二つが重なった結果、この一方的な負け戦となった。
「弾薬は!?」
「ほぼカラっけつです!」
「ほっとくとどんどん溶けて水になっちまいます!」
「これなら酒の方がまだ残ってまさあ!」
「は!まったく最悪だ!チョロそうな女のケツ追っかけてたら、逆にレイプされたとくれば、酒の席では良い肴だろうがな!ああ本当にひでえ!ひでえ気分!ひでえ筋書だ!」
さて、張るなら強気な賭け方だ。
「お前ら!慈悲を請いたいなら今の内だぜ!」
「いけますかあ!?」
「どうせお前らも、不能の丹本でテロるって決まった時から、最後の手段として頭の隅にずっとあっただろ!逃げるよりそっちの方がいい!奴らにケツ掘られながら爪先にキスする覚悟があればいけるだろうよ!」
戦意を持たない相手を殺して、平気な顔ですっとぼけられるような、強かな外交姿勢を持つ国じゃない。
世界で最も命乞いが有効な場所が、ここだ。
インターネットに繋いで、リアルタイムで配信しながら降伏を呼び掛ければ、問題になる事を恐れ、この国の政府は攻撃を止めざるを得ない。
「隊長はどうするんです!?」
「ここで捕まったらもう暴れられなくなるからなあ!なんとか帰れても、裏切り者として今度こそお偉方の目の敵にされる!下手すりゃ仕事場に出させて貰えずに粛清だ!」
「何も話さなきゃいいでしょうよ!」
「駄賃を弾めばお前らはポロッと話すだろうが!そうしたら連帯責任で、俺まで〆《シメ》られるんだよ!どっちみち同じだ!」
彼はそれを良しとしない。
偉くも賢くもない彼が、唯一世界の中心に触れる機会を得れる、それが戦場なのだ。
彼は最後まで戦場で生きる。
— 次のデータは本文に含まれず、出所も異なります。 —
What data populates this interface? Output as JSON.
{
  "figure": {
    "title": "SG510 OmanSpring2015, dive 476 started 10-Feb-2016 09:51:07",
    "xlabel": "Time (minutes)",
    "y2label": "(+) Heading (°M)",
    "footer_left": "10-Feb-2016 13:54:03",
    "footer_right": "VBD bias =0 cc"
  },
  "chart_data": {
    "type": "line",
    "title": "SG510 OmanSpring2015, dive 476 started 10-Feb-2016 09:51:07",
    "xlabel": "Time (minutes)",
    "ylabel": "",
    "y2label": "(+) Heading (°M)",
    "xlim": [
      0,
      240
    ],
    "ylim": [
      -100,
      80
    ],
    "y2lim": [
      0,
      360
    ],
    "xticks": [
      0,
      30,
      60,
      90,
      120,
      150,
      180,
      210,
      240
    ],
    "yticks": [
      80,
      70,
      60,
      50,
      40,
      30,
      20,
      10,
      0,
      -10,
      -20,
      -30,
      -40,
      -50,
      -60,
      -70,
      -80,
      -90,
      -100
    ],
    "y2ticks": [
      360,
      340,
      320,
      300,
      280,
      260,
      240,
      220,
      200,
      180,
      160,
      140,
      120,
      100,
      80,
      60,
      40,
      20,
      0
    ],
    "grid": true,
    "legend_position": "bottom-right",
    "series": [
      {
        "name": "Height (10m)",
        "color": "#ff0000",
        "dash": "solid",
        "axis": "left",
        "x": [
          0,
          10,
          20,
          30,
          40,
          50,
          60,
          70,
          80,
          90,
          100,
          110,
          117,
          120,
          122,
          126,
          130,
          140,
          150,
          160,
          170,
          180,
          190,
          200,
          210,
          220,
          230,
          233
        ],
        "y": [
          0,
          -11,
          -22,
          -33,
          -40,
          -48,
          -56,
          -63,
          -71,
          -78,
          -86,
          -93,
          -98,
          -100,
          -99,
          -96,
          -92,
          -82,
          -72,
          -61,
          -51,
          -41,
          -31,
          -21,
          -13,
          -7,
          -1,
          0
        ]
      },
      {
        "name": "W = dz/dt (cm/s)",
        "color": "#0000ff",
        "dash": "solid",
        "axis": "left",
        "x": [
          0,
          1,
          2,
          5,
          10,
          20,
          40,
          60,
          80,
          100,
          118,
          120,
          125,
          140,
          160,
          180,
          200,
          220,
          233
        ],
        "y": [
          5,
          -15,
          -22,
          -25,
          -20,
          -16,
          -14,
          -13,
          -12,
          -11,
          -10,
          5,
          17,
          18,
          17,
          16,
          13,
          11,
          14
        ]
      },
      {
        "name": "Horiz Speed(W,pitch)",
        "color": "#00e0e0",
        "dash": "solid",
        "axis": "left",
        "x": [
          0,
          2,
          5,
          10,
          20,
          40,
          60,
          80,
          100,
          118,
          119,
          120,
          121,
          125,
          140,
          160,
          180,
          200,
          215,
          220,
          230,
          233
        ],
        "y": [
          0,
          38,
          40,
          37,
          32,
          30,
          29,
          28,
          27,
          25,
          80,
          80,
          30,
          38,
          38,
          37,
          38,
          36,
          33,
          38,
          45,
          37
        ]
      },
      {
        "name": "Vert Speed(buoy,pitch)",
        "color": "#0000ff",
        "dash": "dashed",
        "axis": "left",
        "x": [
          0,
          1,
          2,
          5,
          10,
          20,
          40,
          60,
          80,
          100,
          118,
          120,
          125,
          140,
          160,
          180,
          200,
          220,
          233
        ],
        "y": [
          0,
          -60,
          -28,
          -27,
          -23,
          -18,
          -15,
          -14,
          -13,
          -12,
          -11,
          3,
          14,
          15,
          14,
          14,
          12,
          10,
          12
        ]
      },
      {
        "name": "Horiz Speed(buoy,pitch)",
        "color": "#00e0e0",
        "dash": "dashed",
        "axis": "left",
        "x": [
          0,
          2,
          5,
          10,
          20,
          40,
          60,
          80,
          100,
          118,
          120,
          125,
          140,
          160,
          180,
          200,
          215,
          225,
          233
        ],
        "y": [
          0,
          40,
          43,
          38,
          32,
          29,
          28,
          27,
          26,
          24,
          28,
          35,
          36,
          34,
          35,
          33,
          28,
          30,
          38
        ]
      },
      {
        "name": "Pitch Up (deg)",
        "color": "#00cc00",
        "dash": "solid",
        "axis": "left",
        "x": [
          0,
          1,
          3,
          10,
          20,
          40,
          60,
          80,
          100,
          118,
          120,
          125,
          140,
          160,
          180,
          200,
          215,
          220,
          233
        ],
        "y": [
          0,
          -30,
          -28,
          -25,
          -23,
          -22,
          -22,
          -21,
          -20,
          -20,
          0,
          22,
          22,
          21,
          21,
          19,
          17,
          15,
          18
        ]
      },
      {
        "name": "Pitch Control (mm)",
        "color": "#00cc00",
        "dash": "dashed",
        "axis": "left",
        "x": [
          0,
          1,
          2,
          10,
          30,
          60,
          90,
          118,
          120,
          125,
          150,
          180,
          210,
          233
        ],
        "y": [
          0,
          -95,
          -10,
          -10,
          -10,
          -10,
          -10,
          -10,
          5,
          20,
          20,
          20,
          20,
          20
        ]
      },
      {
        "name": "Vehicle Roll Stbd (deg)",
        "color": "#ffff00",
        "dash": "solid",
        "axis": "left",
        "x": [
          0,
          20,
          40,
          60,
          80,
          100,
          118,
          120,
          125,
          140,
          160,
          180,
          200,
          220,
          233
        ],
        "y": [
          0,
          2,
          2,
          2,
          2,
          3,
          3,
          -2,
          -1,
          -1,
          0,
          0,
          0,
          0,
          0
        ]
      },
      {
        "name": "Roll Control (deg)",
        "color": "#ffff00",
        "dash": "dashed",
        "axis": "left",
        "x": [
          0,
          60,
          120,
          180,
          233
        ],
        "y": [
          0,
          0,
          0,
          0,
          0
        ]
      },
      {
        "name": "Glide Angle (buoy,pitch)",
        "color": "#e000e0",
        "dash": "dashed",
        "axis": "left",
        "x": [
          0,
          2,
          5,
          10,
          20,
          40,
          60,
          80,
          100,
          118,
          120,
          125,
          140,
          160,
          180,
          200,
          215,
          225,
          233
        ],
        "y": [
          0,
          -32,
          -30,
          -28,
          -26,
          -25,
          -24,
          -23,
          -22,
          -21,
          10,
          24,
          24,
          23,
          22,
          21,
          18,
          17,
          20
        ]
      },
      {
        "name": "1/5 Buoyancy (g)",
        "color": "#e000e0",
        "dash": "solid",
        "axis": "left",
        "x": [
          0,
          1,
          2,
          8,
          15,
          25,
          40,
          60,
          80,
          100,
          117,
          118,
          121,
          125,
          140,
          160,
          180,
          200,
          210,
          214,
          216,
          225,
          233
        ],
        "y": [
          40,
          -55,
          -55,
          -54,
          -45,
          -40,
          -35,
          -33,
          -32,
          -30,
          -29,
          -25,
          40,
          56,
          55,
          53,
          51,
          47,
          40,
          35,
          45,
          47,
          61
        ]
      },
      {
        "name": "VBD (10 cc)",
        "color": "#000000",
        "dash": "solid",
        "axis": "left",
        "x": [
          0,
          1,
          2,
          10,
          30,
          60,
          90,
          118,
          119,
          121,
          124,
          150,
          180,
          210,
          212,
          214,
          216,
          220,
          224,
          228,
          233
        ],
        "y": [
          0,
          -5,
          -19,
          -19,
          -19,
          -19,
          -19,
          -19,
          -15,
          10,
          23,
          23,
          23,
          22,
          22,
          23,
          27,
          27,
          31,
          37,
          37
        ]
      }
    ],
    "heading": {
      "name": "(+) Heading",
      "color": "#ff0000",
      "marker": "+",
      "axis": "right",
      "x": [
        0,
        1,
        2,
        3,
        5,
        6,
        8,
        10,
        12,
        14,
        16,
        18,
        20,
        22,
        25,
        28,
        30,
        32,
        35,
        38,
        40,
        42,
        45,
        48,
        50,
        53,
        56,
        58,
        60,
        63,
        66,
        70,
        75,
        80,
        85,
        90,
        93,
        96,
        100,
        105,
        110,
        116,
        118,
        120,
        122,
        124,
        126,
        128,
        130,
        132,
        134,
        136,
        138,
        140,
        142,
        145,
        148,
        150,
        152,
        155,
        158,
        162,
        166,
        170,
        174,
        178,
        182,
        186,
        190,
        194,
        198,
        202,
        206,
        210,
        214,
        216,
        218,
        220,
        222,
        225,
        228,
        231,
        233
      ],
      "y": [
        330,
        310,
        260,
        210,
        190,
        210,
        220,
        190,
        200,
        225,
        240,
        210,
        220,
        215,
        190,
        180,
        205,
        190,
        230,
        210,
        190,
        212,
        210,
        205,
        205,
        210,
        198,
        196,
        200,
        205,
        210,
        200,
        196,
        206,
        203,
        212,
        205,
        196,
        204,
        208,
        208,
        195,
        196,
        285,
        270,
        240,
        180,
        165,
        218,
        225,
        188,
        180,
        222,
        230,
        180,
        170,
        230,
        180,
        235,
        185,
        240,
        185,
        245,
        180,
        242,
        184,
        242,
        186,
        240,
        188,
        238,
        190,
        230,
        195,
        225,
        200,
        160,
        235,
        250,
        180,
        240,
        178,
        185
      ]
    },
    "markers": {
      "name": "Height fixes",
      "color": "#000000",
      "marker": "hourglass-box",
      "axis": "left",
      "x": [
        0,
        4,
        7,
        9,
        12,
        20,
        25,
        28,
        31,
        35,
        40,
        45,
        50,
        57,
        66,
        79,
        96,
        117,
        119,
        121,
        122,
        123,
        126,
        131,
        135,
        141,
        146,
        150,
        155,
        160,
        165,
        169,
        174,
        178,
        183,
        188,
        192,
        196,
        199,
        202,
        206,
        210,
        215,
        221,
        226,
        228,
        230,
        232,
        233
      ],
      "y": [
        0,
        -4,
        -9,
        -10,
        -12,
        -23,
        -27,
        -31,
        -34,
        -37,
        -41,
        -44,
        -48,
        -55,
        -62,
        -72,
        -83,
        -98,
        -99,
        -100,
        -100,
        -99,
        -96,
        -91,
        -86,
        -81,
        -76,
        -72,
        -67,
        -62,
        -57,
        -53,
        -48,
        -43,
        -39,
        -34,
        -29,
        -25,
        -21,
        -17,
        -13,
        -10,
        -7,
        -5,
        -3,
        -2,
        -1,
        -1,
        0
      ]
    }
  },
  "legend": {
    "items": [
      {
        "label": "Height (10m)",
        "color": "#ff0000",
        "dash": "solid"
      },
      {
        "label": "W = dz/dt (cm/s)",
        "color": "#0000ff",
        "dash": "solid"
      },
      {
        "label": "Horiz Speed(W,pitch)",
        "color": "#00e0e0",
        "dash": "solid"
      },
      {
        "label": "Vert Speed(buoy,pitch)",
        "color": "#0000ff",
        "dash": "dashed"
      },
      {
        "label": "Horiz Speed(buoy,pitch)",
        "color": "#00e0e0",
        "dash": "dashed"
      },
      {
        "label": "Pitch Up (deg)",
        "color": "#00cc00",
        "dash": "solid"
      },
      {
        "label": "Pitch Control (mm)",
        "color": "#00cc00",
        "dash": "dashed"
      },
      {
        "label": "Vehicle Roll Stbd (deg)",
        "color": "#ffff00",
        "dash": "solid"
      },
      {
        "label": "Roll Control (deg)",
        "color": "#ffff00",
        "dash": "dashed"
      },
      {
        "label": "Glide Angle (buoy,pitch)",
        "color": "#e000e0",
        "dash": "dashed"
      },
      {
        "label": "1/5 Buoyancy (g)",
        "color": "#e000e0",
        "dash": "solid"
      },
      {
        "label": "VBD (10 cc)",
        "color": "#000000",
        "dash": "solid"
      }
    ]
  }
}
死ぬまで戦って勝ち続ける事を諦めない。
ここに居るのは、金の為に来た者達がほとんだ。役目なんて、劣勢になればひょいと投げ出す。
しかし隊長には、そうするつもりはなかった。
自身の命と尊厳を売った自覚があるからこそ、
最後まで命を売り抜く決断を変えなかった。